Zoom to Launch End-to-End Encryption - Next Week
Starting next week, Zoom will initiate the distribution of end-to-end encryption capabilities to users of its video conferencing service, the company announced today.
The platform, which has experienced significant growth due to the increased demand for remote work and social interaction during the current year, has been focused on improving its standing regarding security and privacy since April – following concerns raised about inaccurate statements concerning the availability of end-to-end encryption (E2E) – despite previously claiming it was in place. Now, E2E is finally becoming a reality.
“We are pleased to share that, beginning next week, Zoom’s end-to-end encryption (E2EE) feature will be released as a technical preview, meaning we are actively seeking user feedback during the initial 30-day period,” the company stated in a blog post. “Zoom users, both those with free and paid accounts, globally, will be able to host meetings with up to 200 attendees utilizing E2EE, thereby enhancing the privacy and security of their Zoom interactions.”

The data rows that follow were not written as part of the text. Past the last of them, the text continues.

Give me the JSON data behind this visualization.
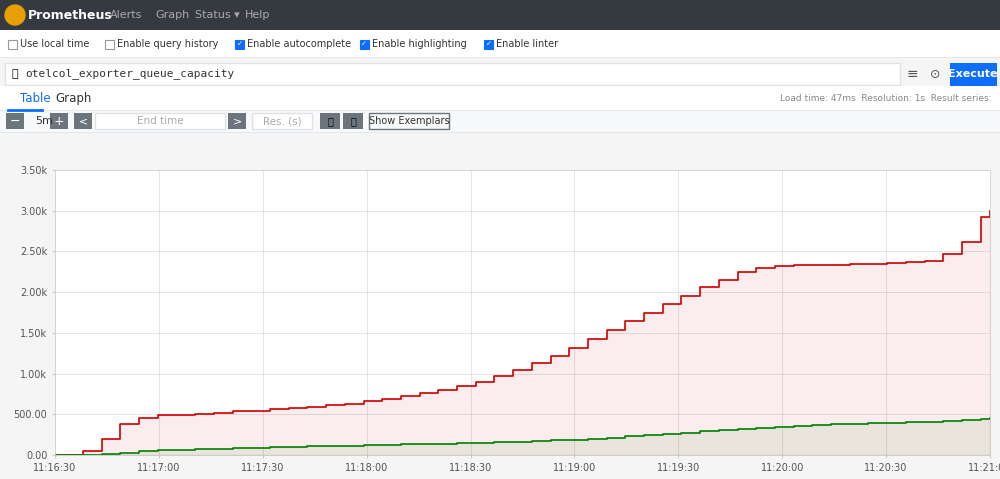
{
  "title": "Prometheus",
  "nav_items": [
    "Alerts",
    "Graph",
    "Status",
    "Help"
  ],
  "query": "otelcol_exporter_queue_capacity",
  "checkboxes": [
    "Use local time",
    "Enable query history",
    "Enable autocomplete",
    "Enable highlighting",
    "Enable linter"
  ],
  "checked": [
    false,
    false,
    true,
    true,
    true
  ],
  "tabs": [
    "Table",
    "Graph"
  ],
  "active_tab": "Graph",
  "x_labels": [
    "11:16:30",
    "11:17:00",
    "11:17:30",
    "11:18:00",
    "11:18:30",
    "11:19:00",
    "11:19:30",
    "11:20:00",
    "11:20:30",
    "11:21:00"
  ],
  "y_labels": [
    "0.00",
    "500.00",
    "1.00k",
    "1.50k",
    "2.00k",
    "2.50k",
    "3.00k",
    "3.50k"
  ],
  "y_values": [
    0,
    500,
    1000,
    1500,
    2000,
    2500,
    3000,
    3500
  ],
  "ylim": [
    0,
    3500
  ],
  "bg_color": "#ffffff",
  "nav_bg": "#2d3748",
  "chart_bg": "#ffffff",
  "grid_color": "#e0e0e0",
  "red_color": "#cc0000",
  "green_color": "#008000",
  "execute_btn_color": "#0d6efd",
  "load_time_text": "Load time: 47ms  Resolution: 1s  Result series:",
  "red_x": [
    0,
    0.3,
    0.5,
    0.7,
    0.9,
    1.1,
    1.5,
    1.7,
    1.9,
    2.1,
    2.3,
    2.5,
    2.7,
    2.9,
    3.1,
    3.3,
    3.5,
    3.7,
    3.9,
    4.1,
    4.3,
    4.5,
    4.7,
    4.9,
    5.1,
    5.3,
    5.5,
    5.7,
    5.9,
    6.1,
    6.3,
    6.5,
    6.7,
    6.9,
    7.1,
    7.3,
    7.5,
    7.7,
    7.9,
    8.1,
    8.3,
    8.5,
    8.7,
    8.9,
    9.1,
    9.3,
    9.5,
    9.7,
    9.9,
    10.0
  ],
  "red_y": [
    0,
    50,
    200,
    380,
    460,
    490,
    510,
    520,
    535,
    545,
    560,
    575,
    590,
    610,
    630,
    660,
    690,
    720,
    760,
    800,
    850,
    900,
    970,
    1050,
    1130,
    1220,
    1320,
    1430,
    1540,
    1650,
    1750,
    1850,
    1950,
    2060,
    2150,
    2250,
    2300,
    2320,
    2330,
    2340,
    2340,
    2345,
    2350,
    2360,
    2370,
    2380,
    2470,
    2620,
    2920,
    3000
  ],
  "green_x": [
    0,
    0.3,
    0.5,
    0.7,
    0.9,
    1.1,
    1.5,
    1.7,
    1.9,
    2.1,
    2.3,
    2.5,
    2.7,
    2.9,
    3.1,
    3.3,
    3.5,
    3.7,
    3.9,
    4.1,
    4.3,
    4.5,
    4.7,
    4.9,
    5.1,
    5.3,
    5.5,
    5.7,
    5.9,
    6.1,
    6.3,
    6.5,
    6.7,
    6.9,
    7.1,
    7.3,
    7.5,
    7.7,
    7.9,
    8.1,
    8.3,
    8.5,
    8.7,
    8.9,
    9.1,
    9.3,
    9.5,
    9.7,
    9.9,
    10.0
  ],
  "green_y": [
    0,
    5,
    15,
    30,
    50,
    65,
    75,
    80,
    85,
    90,
    95,
    100,
    105,
    110,
    115,
    120,
    125,
    130,
    135,
    140,
    145,
    150,
    155,
    160,
    170,
    180,
    190,
    200,
    215,
    230,
    245,
    260,
    275,
    290,
    305,
    320,
    335,
    350,
    360,
    370,
    380,
    385,
    390,
    395,
    400,
    410,
    420,
    430,
    440,
    450
  ]
}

In May, Zoom completed the acquisition of Keybase, with the stated intention of creating “the most widely adopted end-to-end encryption solution for enterprise use.”
Initially, the company’s CEO, Eric Yuan, indicated that this enhanced level of encryption would be exclusive to paying subscribers. However, after considerable public criticism, the company quickly reversed this decision – announcing in June that all users would have access to the highest security standards, irrespective of their subscription status.
Zoom has confirmed that users with Free or Basic accounts who wish to access E2EE will be required to complete a one-time verification procedure – involving the provision of supplementary information, such as confirming a phone number through text message – to help minimize “the large-scale creation of abusive accounts.”
“We are confident that implementing risk-based authentication, alongside our existing suite of tools – including our collaborations with organizations focused on human rights and child safety, and the ability for users to secure meetings, report abuse, and utilize a range of security features – will allow us to further strengthen the safety of our users,” the company explained.
The launch of the technical preview next week represents the first phase of a four-part plan to integrate E2E encryption into the platform.
This initial phase includes certain limitations – affecting both the features available during E2EE Zoom meetings (access to features like ‘Join before host,’ cloud recording, live streaming, live transcription, Breakout Rooms, polling, one-on-one private chat, and meeting reactions will be unavailable); and the devices that can be used to participate in meetings (all participants in phase 1 E2EE meetings must join via the Zoom desktop client, mobile app, or Zoom Rooms).
The subsequent phase of the E2EE rollout – which will incorporate “improved identity management and E2EE SSO integration,” according to Zoom’s blog – is “provisionally” scheduled for 2021.
Starting next week, users interested in testing the technical preview will need to activate E2EE meetings at the account level and then choose to enable E2EE for each meeting individually.
All individuals joining a meeting must have the E2EE setting activated to participate in an E2EE meeting. Meeting hosts can enable the setting for E2EE at the account, group, or user level, and can lock these settings at the account or group level, Zoom details in its frequently asked questions.
The AES 256-bit GCM encryption currently employed by Zoom will continue to be used, but will now be combined with public key cryptography – meaning the encryption keys are generated locally by the meeting host before being shared with participants, rather than being generated by Zoom’s cloud infrastructure.
“Zoom’s servers function as unaware relays and do not have access to the encryption keys needed to decrypt the meeting content,” the company clarifies regarding the E2EE implementation.
To confirm you have joined an E2EE Zoom meeting, a dark padlock icon will appear alongside the green shield icon in the upper left corner of the meeting window. (Zoom’s standard GCM encryption displays a checkmark in this location.)
Meeting attendees will also be able to view the meeting leader’s security code – which can be used to verify the connection’s security. “The host can announce this code verbally, and all participants can confirm that their screens display the same code,” Zoom notes.